Countering Sanders's College Scheme
Bernie Sanders proposes to give at taxpayers' expense a free college education to every young American. While learning is important to America, learning at a set age period and learning in the dreary institution of academia are terrible ideas. Rather than simply reject the Sanders Plan (and the Hillary Plan along the same lines), conservatives ought to offer more attractive alternatives and ought to include all Americans.
Instead of transferring wealth from taxpayers to colleges, which are top-heavy with administration and overpaid, underworked professors, why not pay any American of any age before retirement for passing proficiency tests equivalent to college degrees in useful areas like science, math, computer science, and languages?
This stipend could be very attractive, even if it were significantly less than what a college degree in that subject might cost. All Americans, whether working or at home, could have a strong incentive to actually learn, and the education process could be by whatever means is most effective.
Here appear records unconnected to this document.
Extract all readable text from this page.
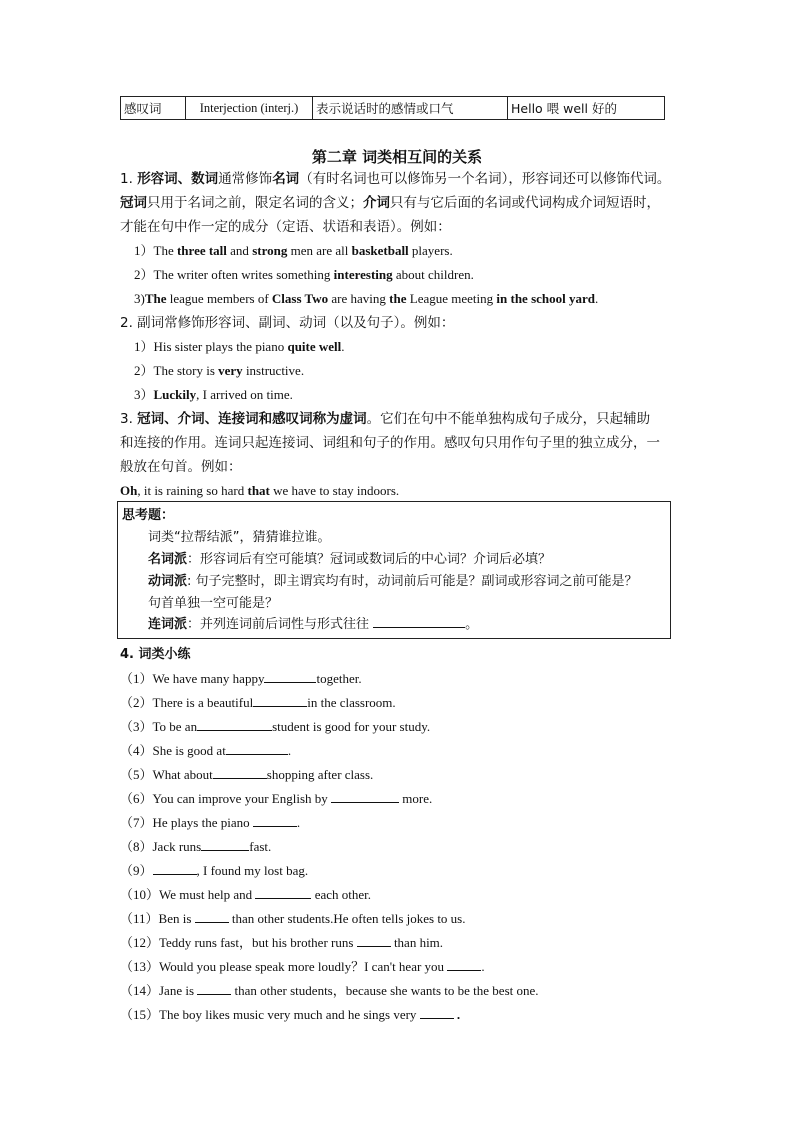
感叹词	Interjection (interj.)	表示说话时的感情或口气	Hello 喂 well 好的
第二章 词类相互间的关系
1. 形容词、数词通常修饰名词（有时名词也可以修饰另一个名词），形容词还可以修饰代词。
冠词只用于名词之前，限定名词的含义；介词只有与它后面的名词或代词构成介词短语时，
才能在句中作一定的成分（定语、状语和表语）。例如：
1）The three tall and strong men are all basketball players.
2）The writer often writes something interesting about children.
3)The league members of Class Two are having the League meeting in the school yard.
2. 副词常修饰形容词、副词、动词（以及句子）。例如：
1）His sister plays the piano quite well.
2）The story is very instructive.
3）Luckily, I arrived on time.
3. 冠词、介词、连接词和感叹词称为虚词。它们在句中不能单独构成句子成分，只起辅助
和连接的作用。连词只起连接词、词组和句子的作用。感叹句只用作句子里的独立成分，一
般放在句首。例如：
Oh, it is raining so hard that we have to stay indoors.
思考题：
词类“拉帮结派”，猜猜谁拉谁。
名词派：形容词后有空可能填？冠词或数词后的中心词？介词后必填？
动词派: 句子完整时，即主谓宾均有时，动词前后可能是？副词或形容词之前可能是？
句首单独一空可能是？
连词派：并列连词前后词性与形式往往	。
4. 词类小练
（1）We have many happy	together.
（2）There is a beautiful	in the classroom.
（3）To be an	student is good for your study.
（4）She is good at	.
（5）What about	shopping after class.
（6）You can improve your English by	more.
（7）He plays the piano	.
（8）Jack runs	fast.
（9）	, I found my lost bag.
（10）We must help and	each other.
（11）Ben is	than other students.He often tells jokes to us.
（12）Teddy runs fast，but his brother runs	than him.
（13）Would you please speak more loudly？I can't hear you	.
（14）Jane is	than other students，because she wants to be the best one.
（15）The boy likes music very much and he sings very	.
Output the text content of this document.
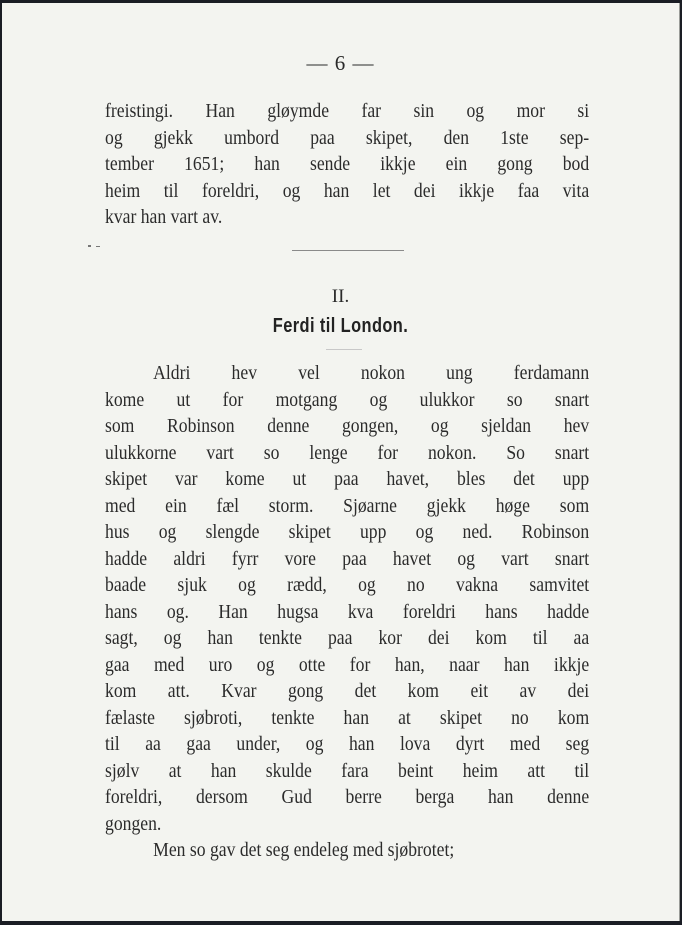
— 6 —
freistingi. Han gløymde far sin og mor si
og gjekk umbord paa skipet, den 1ste sep-
tember 1651; han sende ikkje ein gong bod
heim til foreldri, og han let dei ikkje faa vita
kvar han vart av.
II.
Ferdi til London.
Aldri hev vel nokon ung ferdamann
kome ut for motgang og ulukkor so snart
som Robinson denne gongen, og sjeldan hev
ulukkorne vart so lenge for nokon. So snart
skipet var kome ut paa havet, bles det upp
med ein fæl storm. Sjøarne gjekk høge som
hus og slengde skipet upp og ned. Robinson
hadde aldri fyrr vore paa havet og vart snart
baade sjuk og rædd, og no vakna samvitet
hans og. Han hugsa kva foreldri hans hadde
sagt, og han tenkte paa kor dei kom til aa
gaa med uro og otte for han, naar han ikkje
kom att. Kvar gong det kom eit av dei
fælaste sjøbroti, tenkte han at skipet no kom
til aa gaa under, og han lova dyrt med seg
sjølv at han skulde fara beint heim att til
foreldri, dersom Gud berre berga han denne
gongen.
Men so gav det seg endeleg med sjøbrotet;
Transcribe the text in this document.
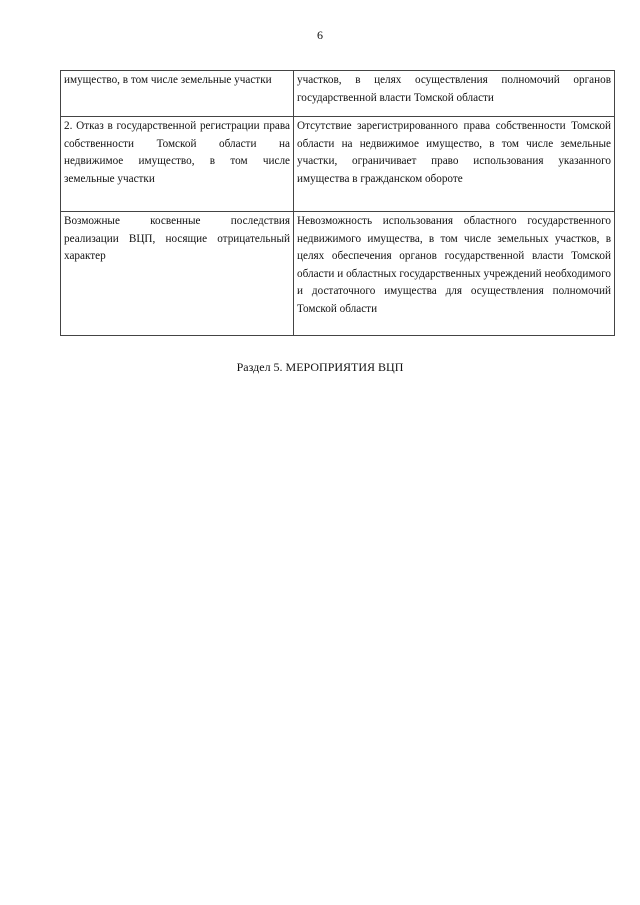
6
имущество, в том числе земельные участки	участков, в целях осуществления полномочий органов государственной власти Томской области

2. Отказ в государственной регистрации права собственности Томской области на недвижимое имущество, в том числе земельные участки	Отсутствие зарегистрированного права собственности Томской области на недвижимое имущество, в том числе земельные участки, ограничивает право использования указанного имущества в гражданском обороте

Возможные косвенные последствия реализации ВЦП, носящие отрицательный характер	Невозможность использования областного государственного недвижимого имущества, в том числе земельных участков, в целях обеспечения органов государственной власти Томской области и областных государственных учреждений необходимого и достаточного имущества для осуществления полномочий Томской области
Раздел 5. МЕРОПРИЯТИЯ ВЦП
This would also encourage lifelong learning, which is really what our nation needs to be competitive in global commerce.
Not only should conservatives be proposing this low-cost, individual-driven method of education, but conservatives ought to be insisting that any college graduate who has earned that degree with student loans must also take the same standardized proficiency examination to verify that he has actually learned in college what the college promised him, his parents, and the taxpayers he would learn.
Conservatives ought to be making the case that the old-fashioned, traditional college education is hopelessly out of date and wildly expensive. It is, in fact, simply a bundle of lazy and rich folks taking money out of the pockets not only of taxpayers, but also of the hapless students trapped in this ugly system and the parents of those students. Every time Bernie or Hillary brings some story of a student or parent with horrific student loan debt, conservatives ought to be treating academia as an avaricious and monopolistic big business, feasting on the meager resources of the middle class and the poor.
Why not, in fact, require that any university that has students with federal aid or receives federal assistance reduce hourly tuition costs to 1990 levels? This would require fat-cat academia to lose a little weight, but so what? The cost of tuition has exploded over the last several decades. In real dollars, adjusted for inflation, the tuition cost per year at public institutions has roughly doubled since 1990. When inflation is not factored into the rise in cost, then the cost of tuition at public institutions has almost tripled since 1990.
Requiring that any institution that receives, directly or indirectly, federal aid bring tuition costs back to 1990 levels would cut the cost of college almost in half, even when inflation is factored into the costs. Why are conservatives not arguing for this sort of cost containment? Academia is, essentially, a vast wasteland of aging leftists and crazy radicals.
While the left whines about how much college costs have risen for the poor and middle class, conservatives ought to be making the case that college costs ought not to be rising dramatically faster than the average wages of ordinary Americans. The left is always eager to find victimizers to go with victims, but not in the case of college costs (just as the left never finds that federal civil services compensation costs are too high).
The reason is clear: academia is a wholly owned subsidiary of the left. Here cadres are trained in extreme ideology even if they learn little else. Here coerced student fees are used to advance every part of the left's agenda. Here politicians on the left can find a cushy retirement doing little real work, offering little real value, and luxuriating in manufactured honor.
Why in the world are conservatives giving these people a free pass? Here is an issue in which conservatives can win at every level. We can force colleges to reduce fat to a minimum and make professors actually teach. We can provide a path of non-traditional and non-institutional education that will make lifelong education attractive and possible for ordinary Americans. And we can force the left into defending the indefensible, which is the academic racket in modern America.